Samenvatting Collectief Arbeidsrecht – Jurisprudentie
Inhoudsopgave
Week 1
- HR 30 mei 1986 (NS)
- HR 19 juni 2015 (Amsta)
- HR 31 oktober 2014 (Enerco)
- Hof Amsterdam 26 augustus 2016, RAR 2016/148
- HR 19 juli 2019, (EasyJet)
- HR 8 juni 2007, JAR 2007/162
Week 2
- HR 20 februari 2004 (DSM/Fox)
- HR 4 mei 2018 (NBBU cao)
- HR 22 juni 2018 (Inretail)
- HR 28 november 2014 (Cao-politie)
Week 3
- HR 7 juni 1957 (Suk/Brittania)
- HR 28 januari 1994 (Beenen/Vanduho)
- HR 14 januari 2000 (Boonen/Quicken)
- HR 20 december 2002 (Bollemeijer/TPG Post B.V.)
- HR 10 januari 2003 (Rode Kruis Ziekenhuis/Te Riet)
- HR 8 april 2011 (Unieke Kinderopvang)
Week 4
- OK Hof Amsterdam 16 maart 2000 (Philips Lighting)
- HR 9 februari 2007 (Van Mesdagkliniek)
Week 5
- HR 11 februari 2000 (Belastingdienst)
- HR 20 december 2002 (Holland Casino)
- HR 29 november 2019(Fai r Play)
- HR 17 maart 1993 (Smit Vlootbeheer)
- HR 22 maart 2019, ECLI:NL:HR:2019:397
- Rechtbank Den Haag 19 mei 1992 (Grabowski)
1
,Week 1
HR 30 mei 1986 (Spoorwegstaking) ook wel (NS) AA 68
Een aantal werknemers van de NS voerden van 17 oktober 1983 tot en met 5 december 1983 onder
leiding van de vakbonden collectieve acties uit. Dit doen ze omdat de minister van Sociale zaken het
voornemen had om in de arbeidsvoorwaarden in te grijpen (die in een cao horen te worden vastgelegd)
door de brutosalarissen te verlagen en de prijscompensatie te laten vervallen.
De NS dagvaardt de vakbonden voor de rechtbank en vordert hen te bevelen de personen van NS op te
roepen te stoppen met de acties en ten tweede de bonden te verbieden om op te roepen tot of steun te
geven aan deze acties en/of stakingen. De vakbonden dienen een verweerschrift in.
Rechtsregel:
Voor het vaststellen of de collectieve acties rechtmatig waren, wordt getoetst aan artikel 6, vierde lid,
Europees Sociaal Handvest. Deze bepaling kan eenieder verbinden. De acties keerden zich tegen de
werkgever, maar richtten zich ook tegen de overheid, namelijk stiptheidsacties, werkonderbrekingen
en stakingen. Onder artikel 6, vierde lid, ESH kunnen ook dit soort acties, die zich tegen de overheid
richten, vallen.
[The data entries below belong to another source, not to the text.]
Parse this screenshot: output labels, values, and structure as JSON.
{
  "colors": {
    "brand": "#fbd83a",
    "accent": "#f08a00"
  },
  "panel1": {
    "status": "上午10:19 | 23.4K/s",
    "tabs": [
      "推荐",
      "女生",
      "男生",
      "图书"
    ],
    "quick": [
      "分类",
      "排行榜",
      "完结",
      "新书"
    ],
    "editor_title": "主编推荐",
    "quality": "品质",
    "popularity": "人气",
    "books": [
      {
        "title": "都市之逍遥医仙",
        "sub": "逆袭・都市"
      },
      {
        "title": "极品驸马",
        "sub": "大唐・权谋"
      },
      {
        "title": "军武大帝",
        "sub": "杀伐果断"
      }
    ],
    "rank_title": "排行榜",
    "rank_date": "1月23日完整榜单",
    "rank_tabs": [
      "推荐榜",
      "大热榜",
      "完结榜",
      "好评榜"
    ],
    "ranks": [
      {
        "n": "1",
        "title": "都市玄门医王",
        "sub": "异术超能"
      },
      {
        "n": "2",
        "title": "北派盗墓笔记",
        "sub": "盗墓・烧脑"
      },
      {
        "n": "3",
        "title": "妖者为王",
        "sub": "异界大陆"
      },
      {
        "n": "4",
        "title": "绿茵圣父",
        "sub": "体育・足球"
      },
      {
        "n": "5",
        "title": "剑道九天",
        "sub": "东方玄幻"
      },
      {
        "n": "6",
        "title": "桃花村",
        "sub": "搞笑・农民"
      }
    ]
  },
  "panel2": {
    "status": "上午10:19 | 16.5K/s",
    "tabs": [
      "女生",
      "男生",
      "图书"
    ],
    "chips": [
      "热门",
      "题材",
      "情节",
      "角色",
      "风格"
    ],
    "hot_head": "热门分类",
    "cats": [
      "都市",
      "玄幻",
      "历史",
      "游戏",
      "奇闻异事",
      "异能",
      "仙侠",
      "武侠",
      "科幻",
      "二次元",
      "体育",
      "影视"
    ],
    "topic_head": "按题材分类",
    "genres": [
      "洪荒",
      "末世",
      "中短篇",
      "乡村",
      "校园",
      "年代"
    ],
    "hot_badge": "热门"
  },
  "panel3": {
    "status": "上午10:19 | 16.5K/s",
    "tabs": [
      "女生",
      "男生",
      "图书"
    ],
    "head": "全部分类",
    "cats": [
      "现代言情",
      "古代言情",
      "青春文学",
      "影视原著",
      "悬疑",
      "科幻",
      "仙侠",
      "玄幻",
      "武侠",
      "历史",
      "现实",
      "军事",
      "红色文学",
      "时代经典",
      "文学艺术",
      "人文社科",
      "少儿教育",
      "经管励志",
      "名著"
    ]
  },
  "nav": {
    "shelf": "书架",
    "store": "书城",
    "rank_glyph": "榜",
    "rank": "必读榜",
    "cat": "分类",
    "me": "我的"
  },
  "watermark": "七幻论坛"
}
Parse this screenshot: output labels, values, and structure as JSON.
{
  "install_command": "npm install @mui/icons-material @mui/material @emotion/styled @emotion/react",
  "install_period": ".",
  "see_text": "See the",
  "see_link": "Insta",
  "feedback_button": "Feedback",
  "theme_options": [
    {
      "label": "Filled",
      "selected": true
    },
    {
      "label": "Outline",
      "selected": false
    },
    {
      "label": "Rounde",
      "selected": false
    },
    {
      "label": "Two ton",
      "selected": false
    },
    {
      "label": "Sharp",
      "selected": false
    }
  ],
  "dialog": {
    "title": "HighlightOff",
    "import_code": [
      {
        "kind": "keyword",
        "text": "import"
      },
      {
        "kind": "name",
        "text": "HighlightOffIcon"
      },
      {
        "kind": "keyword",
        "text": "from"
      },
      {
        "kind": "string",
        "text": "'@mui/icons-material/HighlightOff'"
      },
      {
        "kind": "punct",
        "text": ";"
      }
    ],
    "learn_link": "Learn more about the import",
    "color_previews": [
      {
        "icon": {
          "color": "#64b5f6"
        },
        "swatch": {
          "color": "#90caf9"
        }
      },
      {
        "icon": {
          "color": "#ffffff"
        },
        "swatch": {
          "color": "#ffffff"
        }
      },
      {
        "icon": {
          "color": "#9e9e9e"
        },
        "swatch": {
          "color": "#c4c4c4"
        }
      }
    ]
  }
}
De acties waren dan ook rechtmatig.
Het enkele feit dat zij zich richten tegen de overheid, niet meebrengt dat zij niet door artikel 6 lid 4
gedekt kunnen zijn ‘indien’ ervan mag worden uitgegaan dat zij worden gevoerd ter verdediging van
het recht op collectief onderhandelen over arbeidsvoorwaarden die van zulk onderhandelen het
onderwerp plachten te zijn.
HR 19 juni 2015 (FNV/Amsta) AA 79
Bij de onderhandelingen voor de cao van 2012-2013 is de FNV geen partij. Daarom voeren zij een
apart overleg met Amsta over de arbeidsvoorwaarden van de werknemers. De FNV is het niet eens
met de voorstellen die Amsta doet. Daarom voeren de werknemers die bij de FNV zitten meerdere
werkonderbrekingen en acties uit, steeds van twee uur.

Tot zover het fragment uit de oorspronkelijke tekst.